YouTube remains the second-biggest search engine in the UK, but its ad platform remains wedded to Google’s bidding protocols. However, this status quo is ripe for disruption. In fact, the opportunity to empower a media-owner’s content is already in hand via companies like Grabyo, which allows rights-holders to capture bite-sized clips from any live video feed and share them instantly across social platforms complete with ads and links from sponsors.
"The viral nature of social video, particularly real-time video from premium sports or music-rights holders, means that sponsors can reach tens of millions of consumers from a single clip without any paid media buy," says Gareth Capon, chief executive of Grabyo. "Brands are enjoying engagement on a scale that was previously unavailable outside of television."
Mobile and apps
The tablet and mobile revolution is nearing climax, and getting eyeballs on your offering in these tiny pieces of real estate has become even more challenging. So how far are we from a tipping point for advertisers where supplying a free smartphone to consumers in exchange for their loyalty becomes a commercially viable decision?

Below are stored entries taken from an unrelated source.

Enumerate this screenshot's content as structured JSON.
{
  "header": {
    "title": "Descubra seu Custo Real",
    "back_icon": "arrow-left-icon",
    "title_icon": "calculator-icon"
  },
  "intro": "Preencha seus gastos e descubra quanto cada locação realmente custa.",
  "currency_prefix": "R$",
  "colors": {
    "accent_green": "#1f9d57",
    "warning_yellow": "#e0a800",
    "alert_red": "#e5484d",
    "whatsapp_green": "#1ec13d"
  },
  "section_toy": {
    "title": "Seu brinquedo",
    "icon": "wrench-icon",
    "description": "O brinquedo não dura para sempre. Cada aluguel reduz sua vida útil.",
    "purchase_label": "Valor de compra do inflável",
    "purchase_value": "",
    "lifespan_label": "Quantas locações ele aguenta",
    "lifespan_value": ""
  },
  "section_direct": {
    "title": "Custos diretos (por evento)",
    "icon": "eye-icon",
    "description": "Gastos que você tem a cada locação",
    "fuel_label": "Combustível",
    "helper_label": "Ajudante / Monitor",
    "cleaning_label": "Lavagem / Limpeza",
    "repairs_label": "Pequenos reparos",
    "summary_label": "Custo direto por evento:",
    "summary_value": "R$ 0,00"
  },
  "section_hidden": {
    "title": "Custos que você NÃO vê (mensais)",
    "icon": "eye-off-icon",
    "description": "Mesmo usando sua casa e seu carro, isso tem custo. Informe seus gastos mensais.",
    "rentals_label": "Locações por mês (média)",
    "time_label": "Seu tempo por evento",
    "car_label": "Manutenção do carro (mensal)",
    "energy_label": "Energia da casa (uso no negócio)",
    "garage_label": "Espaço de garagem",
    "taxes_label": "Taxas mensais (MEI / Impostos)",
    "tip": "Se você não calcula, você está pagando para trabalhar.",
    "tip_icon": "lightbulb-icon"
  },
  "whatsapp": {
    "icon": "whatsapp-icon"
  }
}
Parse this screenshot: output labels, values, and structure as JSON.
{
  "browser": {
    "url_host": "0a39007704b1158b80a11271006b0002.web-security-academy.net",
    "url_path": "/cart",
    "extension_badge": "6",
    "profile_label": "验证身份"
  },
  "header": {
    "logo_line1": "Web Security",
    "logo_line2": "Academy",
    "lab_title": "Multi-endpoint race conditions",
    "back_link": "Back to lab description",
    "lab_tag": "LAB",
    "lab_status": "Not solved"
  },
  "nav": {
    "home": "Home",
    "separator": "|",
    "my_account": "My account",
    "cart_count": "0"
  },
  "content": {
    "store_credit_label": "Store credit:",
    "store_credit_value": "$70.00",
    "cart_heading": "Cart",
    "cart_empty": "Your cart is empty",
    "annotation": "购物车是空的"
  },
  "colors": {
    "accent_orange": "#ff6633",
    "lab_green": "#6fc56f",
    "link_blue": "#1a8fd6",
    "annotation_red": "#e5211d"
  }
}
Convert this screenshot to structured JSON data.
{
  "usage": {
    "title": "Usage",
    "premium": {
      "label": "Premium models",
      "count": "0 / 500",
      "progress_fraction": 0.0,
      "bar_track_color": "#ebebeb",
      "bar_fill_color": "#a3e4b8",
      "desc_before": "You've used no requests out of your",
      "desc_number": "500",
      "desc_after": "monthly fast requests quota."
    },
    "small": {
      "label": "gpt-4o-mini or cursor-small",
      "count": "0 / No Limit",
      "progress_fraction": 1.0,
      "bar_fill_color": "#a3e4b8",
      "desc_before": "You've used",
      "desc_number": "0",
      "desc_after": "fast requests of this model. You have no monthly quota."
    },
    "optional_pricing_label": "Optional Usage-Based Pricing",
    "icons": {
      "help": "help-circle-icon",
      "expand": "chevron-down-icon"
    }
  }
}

If Tesco could, for example, have a contractual guarantee that a family of five would do its weekly shop with Tesco Online for the next three years, what would that be worth? An iPhone? A smart TV? Lease payments on a family car? I strongly suspect that affiliate extensions into a micro-affiliate sphere (taking cashback models to the next level) will be the norm within the next year or so.
So will all this happen? Certainly not exactly as described above, or I’d be expecting Sir Martin Sorrell on my doorstep with a bouquet of flowers and an offer letter. But what is certain is that the marketing world is no different a commercial animal than any other industry, and if you find a tech solution to an old problem that makes things simpler, easier, cheaper and more effective, then you should go ahead and do it – you’ll be onto a winner.
After all, Airbnb is really nothing more than a lettings agency with a dating site algorithm at its core and good backing, isn’t it? How hard can it be?